The picture has some good parts, but I realized that if I kept working, I could quickly spoil the mood. So I’ll leave it at that for now.
It was only after I finished that I wondered why the mountain on the right has become almost like a volcano. I am pretty sure that it has to do with the fact that I reflected on the news about the severe volcanic eruption on La Palma in the last few days. (To include other natural disasters in my Covid-19 series is pending). And then I heard yesterday that the government in El Salvador had started to use the power of the volcanoes to mine Bitcoins cheaply. An exciting idea.

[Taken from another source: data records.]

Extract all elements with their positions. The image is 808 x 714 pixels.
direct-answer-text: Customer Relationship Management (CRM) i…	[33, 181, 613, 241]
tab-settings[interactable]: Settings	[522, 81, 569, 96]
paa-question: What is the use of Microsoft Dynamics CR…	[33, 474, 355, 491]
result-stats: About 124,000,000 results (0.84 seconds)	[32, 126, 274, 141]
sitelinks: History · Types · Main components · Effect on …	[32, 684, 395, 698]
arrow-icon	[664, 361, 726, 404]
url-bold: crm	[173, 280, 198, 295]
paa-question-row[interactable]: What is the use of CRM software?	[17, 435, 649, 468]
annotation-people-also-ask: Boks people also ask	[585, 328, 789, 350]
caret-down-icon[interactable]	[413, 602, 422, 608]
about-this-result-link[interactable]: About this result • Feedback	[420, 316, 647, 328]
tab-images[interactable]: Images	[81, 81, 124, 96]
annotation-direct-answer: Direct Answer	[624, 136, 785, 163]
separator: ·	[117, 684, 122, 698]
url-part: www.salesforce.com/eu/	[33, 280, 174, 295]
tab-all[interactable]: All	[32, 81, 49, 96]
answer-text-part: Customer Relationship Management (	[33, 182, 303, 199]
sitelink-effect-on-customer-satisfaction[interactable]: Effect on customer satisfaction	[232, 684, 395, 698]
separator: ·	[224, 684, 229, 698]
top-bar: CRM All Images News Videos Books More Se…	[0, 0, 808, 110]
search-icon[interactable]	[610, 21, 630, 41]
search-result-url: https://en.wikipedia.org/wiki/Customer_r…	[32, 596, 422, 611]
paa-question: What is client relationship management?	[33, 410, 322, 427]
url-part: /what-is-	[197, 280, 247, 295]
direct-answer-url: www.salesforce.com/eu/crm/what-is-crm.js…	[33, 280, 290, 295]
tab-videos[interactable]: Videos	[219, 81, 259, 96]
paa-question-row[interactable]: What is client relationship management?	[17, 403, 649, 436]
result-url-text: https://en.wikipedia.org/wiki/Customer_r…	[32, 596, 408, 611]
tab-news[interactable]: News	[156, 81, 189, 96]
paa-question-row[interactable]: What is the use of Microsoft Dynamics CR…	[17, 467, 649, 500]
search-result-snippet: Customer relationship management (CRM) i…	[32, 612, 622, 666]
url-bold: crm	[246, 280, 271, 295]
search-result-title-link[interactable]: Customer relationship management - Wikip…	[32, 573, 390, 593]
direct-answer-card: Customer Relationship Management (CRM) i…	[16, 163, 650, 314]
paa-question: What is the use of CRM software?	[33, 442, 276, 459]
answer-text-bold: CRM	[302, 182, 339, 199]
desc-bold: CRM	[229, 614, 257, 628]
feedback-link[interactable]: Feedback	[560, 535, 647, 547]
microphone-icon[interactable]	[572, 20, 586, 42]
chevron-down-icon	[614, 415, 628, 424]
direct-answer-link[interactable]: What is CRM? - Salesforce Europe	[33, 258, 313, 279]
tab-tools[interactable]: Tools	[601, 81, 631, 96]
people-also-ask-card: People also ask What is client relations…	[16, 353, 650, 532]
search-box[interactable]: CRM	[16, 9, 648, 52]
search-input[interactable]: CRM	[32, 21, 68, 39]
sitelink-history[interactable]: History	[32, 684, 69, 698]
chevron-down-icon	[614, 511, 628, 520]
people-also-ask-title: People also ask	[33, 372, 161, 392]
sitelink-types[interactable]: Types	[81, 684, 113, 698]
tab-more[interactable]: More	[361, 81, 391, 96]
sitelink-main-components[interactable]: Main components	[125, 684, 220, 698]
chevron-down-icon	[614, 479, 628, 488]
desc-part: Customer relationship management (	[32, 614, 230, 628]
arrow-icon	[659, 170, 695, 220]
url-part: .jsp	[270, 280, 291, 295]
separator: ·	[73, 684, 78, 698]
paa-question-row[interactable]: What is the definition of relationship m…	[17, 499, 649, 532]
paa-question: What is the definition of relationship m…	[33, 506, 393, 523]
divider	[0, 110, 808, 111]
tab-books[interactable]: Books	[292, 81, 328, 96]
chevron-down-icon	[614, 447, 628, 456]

Personally, I always find it instructive to find out what music an artist was listening to when he was painting a particular picture. In my case, it was an extraordinary piece of music by Tchaikovsky. He is actually not one of my favorite composers, is generally too lovely for me, but this piece is far from being a favor. Tchaikovsky’s Hymn Of The Cherubim.
Perhaps this music also exerts a special charm through visiting the monasteries in Cyprus.
So these impressions were probably also present when I painted this work. An abstraction of a monastery high in the mountains, the simple power that emanates from such sacred places. But Richard Wagner’s Valhalla is not far from it either.